Rouler vert, vraiment ?
Reste la question, ô combien sensible, de l’écologie. Rouler électrique, est-ce rouler «propre»? C’est loin d’être évident, au vu du lithium à extraire pour la production des batteries, ainsi que de la problématique de leur recyclage en fin de vie. Sur ce point, je n’ai malheureusement pas pu avoir d’infos précises de la part d’Harley-Davidson. Les batteries sont garanties 5 ans et sont censées, selon les avis recueillis lors du test effectué aux USA, tenir la vie du véhicule, soit «au moins 10 ans». Malgré mes recherches et des demandes répétées auprès de Harley-Davidson Switzerland, il m’a été impossible de connaître leur nombre de cycles, ni leur coût de remplacement. Il m’a en revanche été indiqué qu’il était déconseillé d’abuser des charges rapides, car «la durée de vie de la batterie dépend des cycles de charge. La charge rapide réduit considérable la durée de vie, il est donc recommandé d’effectuer une charge rapide par 5 ou 6 cycles de charge.” Les futurs utilisateurs de la Livewire navigueront donc en terre inconnue, concernant les frais et la durée de vie de leur véhicule.

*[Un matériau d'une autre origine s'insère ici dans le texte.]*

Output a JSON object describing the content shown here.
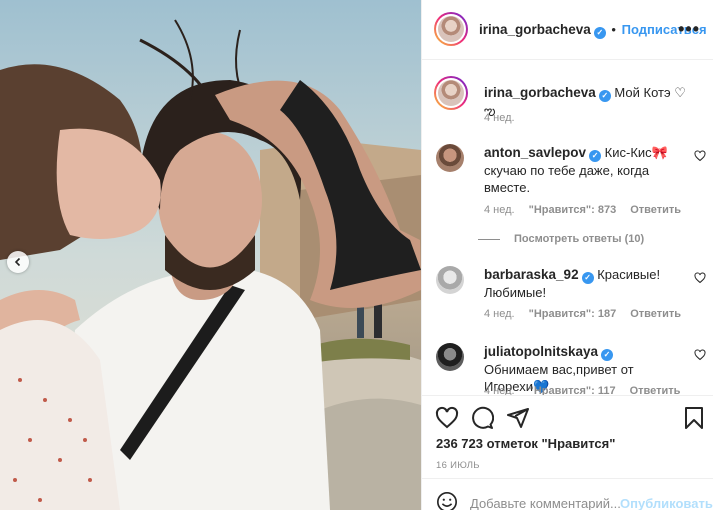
{
  "post": {
    "author": "irina_gorbacheva",
    "follow_label": "Подписаться",
    "more_label": "•••",
    "separator": "•",
    "caption_author": "irina_gorbacheva",
    "caption_text": "Мой Котэ ♡ ఌ",
    "caption_age": "4 нед.",
    "likes": "236 723 отметок \"Нравится\"",
    "date": "16 ИЮЛЬ",
    "add_comment_placeholder": "Добавьте комментарий...",
    "publish_label": "Опубликовать"
  },
  "comments": [
    {
      "user": "anton_savlepov",
      "text": "Кис-Кис🎀 скучаю по тебе даже, когда вместе.",
      "age": "4 нед.",
      "likes": "\"Нравится\": 873",
      "reply": "Ответить"
    },
    {
      "user": "barbaraska_92",
      "text": "Красивые! Любимые!",
      "age": "4 нед.",
      "likes": "\"Нравится\": 187",
      "reply": "Ответить"
    },
    {
      "user": "juliatopolnitskaya",
      "text": "Обнимаем вас,привет от Игорехи💙",
      "age": "4 нед.",
      "likes": "\"Нравится\": 117",
      "reply": "Ответить"
    }
  ],
  "view_replies": "Посмотреть ответы (10)",
  "icons": {
    "like": "heart-icon",
    "comment": "comment-icon",
    "share": "share-icon",
    "save": "bookmark-icon",
    "emoji": "smiley-icon",
    "prev": "chevron-left-icon",
    "verified": "verified-badge-icon"
  },
  "colors": {
    "accent": "#3897f0",
    "muted": "#8e8e8e",
    "text": "#262626",
    "publish_disabled": "#b2dffc"
  }
}
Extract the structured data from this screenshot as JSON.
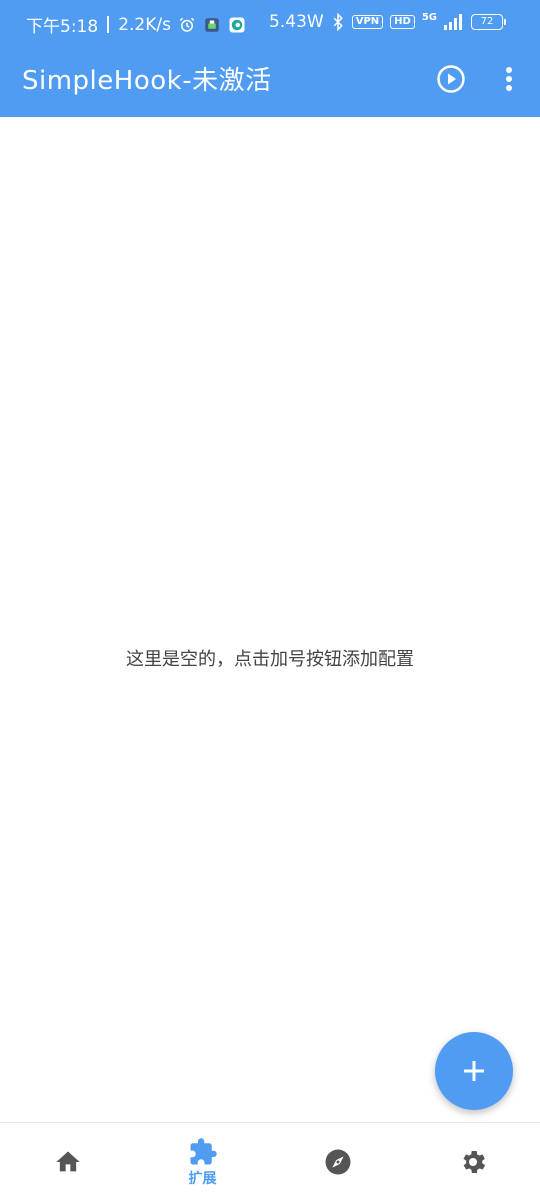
{
  "status_bar": {
    "time": "下午5:18",
    "net_speed": "2.2K/s",
    "power": "5.43W",
    "vpn_label": "VPN",
    "hd_label": "HD",
    "network_type": "5G",
    "battery_level": "72"
  },
  "toolbar": {
    "title": "SimpleHook-未激活",
    "play_icon": "play-circle-icon",
    "more_icon": "more-vert-icon"
  },
  "content": {
    "empty_message": "这里是空的，点击加号按钮添加配置"
  },
  "fab": {
    "icon": "plus-icon"
  },
  "bottom_nav": {
    "items": [
      {
        "icon": "home-icon",
        "label": "",
        "active": false
      },
      {
        "icon": "extension-icon",
        "label": "扩展",
        "active": true
      },
      {
        "icon": "compass-icon",
        "label": "",
        "active": false
      },
      {
        "icon": "settings-icon",
        "label": "",
        "active": false
      }
    ]
  },
  "colors": {
    "primary": "#4f9cf2",
    "inactive_icon": "#555555",
    "text": "#444444",
    "background": "#ffffff"
  }
}
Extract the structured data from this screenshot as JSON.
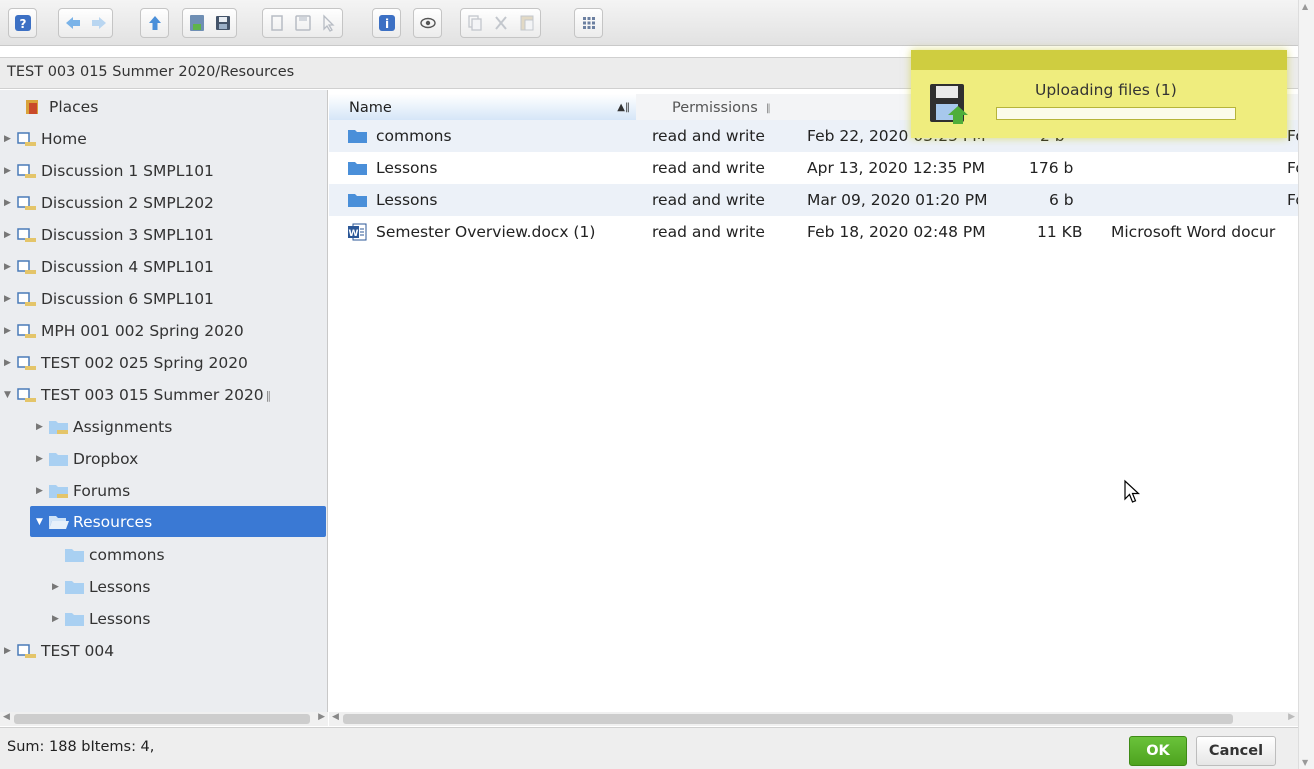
{
  "toolbar": {
    "buttons": [
      {
        "icon": "help-icon"
      },
      {
        "icon": "back-arrow-icon"
      },
      {
        "icon": "forward-arrow-icon"
      },
      {
        "icon": "up-folder-icon"
      },
      {
        "icon": "upload-icon"
      },
      {
        "icon": "save-icon"
      },
      {
        "icon": "new-folder-icon"
      },
      {
        "icon": "disk-icon"
      },
      {
        "icon": "select-icon"
      },
      {
        "icon": "info-icon"
      },
      {
        "icon": "preview-eye-icon"
      },
      {
        "icon": "copy-icon"
      },
      {
        "icon": "cut-icon"
      },
      {
        "icon": "paste-icon"
      },
      {
        "icon": "grid-view-icon"
      }
    ]
  },
  "path": "TEST 003 015 Summer 2020/Resources",
  "sidebar": {
    "places_label": "Places",
    "items": [
      {
        "label": "Home"
      },
      {
        "label": "Discussion 1 SMPL101"
      },
      {
        "label": "Discussion 2 SMPL202"
      },
      {
        "label": "Discussion 3 SMPL101"
      },
      {
        "label": "Discussion 4 SMPL101"
      },
      {
        "label": "Discussion 6 SMPL101"
      },
      {
        "label": "MPH 001 002 Spring 2020"
      },
      {
        "label": "TEST 002 025 Spring 2020"
      },
      {
        "label": "TEST 003 015 Summer 2020"
      },
      {
        "label": "Assignments"
      },
      {
        "label": "Dropbox"
      },
      {
        "label": "Forums"
      },
      {
        "label": "Resources"
      },
      {
        "label": "commons"
      },
      {
        "label": "Lessons"
      },
      {
        "label": "Lessons"
      },
      {
        "label": "TEST 004"
      }
    ]
  },
  "columns": {
    "name": "Name",
    "permissions": "Permissions"
  },
  "files": [
    {
      "name": "commons",
      "permissions": "read and write",
      "date": "Feb 22, 2020 03:25 PM",
      "size": "2 b",
      "kind": "Fo"
    },
    {
      "name": "Lessons",
      "permissions": "read and write",
      "date": "Apr 13, 2020 12:35 PM",
      "size": "176 b",
      "kind": "Fo"
    },
    {
      "name": "Lessons",
      "permissions": "read and write",
      "date": "Mar 09, 2020 01:20 PM",
      "size": "6 b",
      "kind": "Fo"
    },
    {
      "name": "Semester Overview.docx (1)",
      "permissions": "read and write",
      "date": "Feb 18, 2020 02:48 PM",
      "size": "11 KB",
      "kind": "Microsoft Word docur"
    }
  ],
  "upload": {
    "title": "Uploading files (1)",
    "progress": 0
  },
  "status": {
    "text": "Sum: 188 bItems: 4,",
    "ok_label": "OK",
    "cancel_label": "Cancel"
  },
  "colors": {
    "selection": "#3a79d4",
    "ok_green": "#4ea31f",
    "upload_yellow": "#efed7e",
    "folder_blue": "#4a8fd9"
  }
}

Le verdict concernant la moto est limpide. Le plaisir est là. Différent, mais jouissif. La partie-cycle est précise et la puissance électrique offre des envolées jusqu’à alors inconnues. Mais son positionnement tarifaire (et marketing) fait davantage penser à une vitrine technologique, tel un concept-bike échappé des salons, qu’à une alternative aboutie pour un usage de loisirs. A la rigueur, elle vous comblera dans vos trajets urbains et quotidiens, si vous avez un box fermé chez vous, des possibilités de recharge sur votre lieu de travail, et que la distance entre ces deux points n’est pas trop importante. En tout cas, en attendant que le réseau électrique se développe en Suisse Romande, et offre des points de recharge permettant de viser au-delà d’un rayon de 100 kilomètres.
Définitivement, la Harley-Davidson Livewire vous emmènera à destination aussi vite que possible, mais se rechargera… aussi lentement que nécessaire.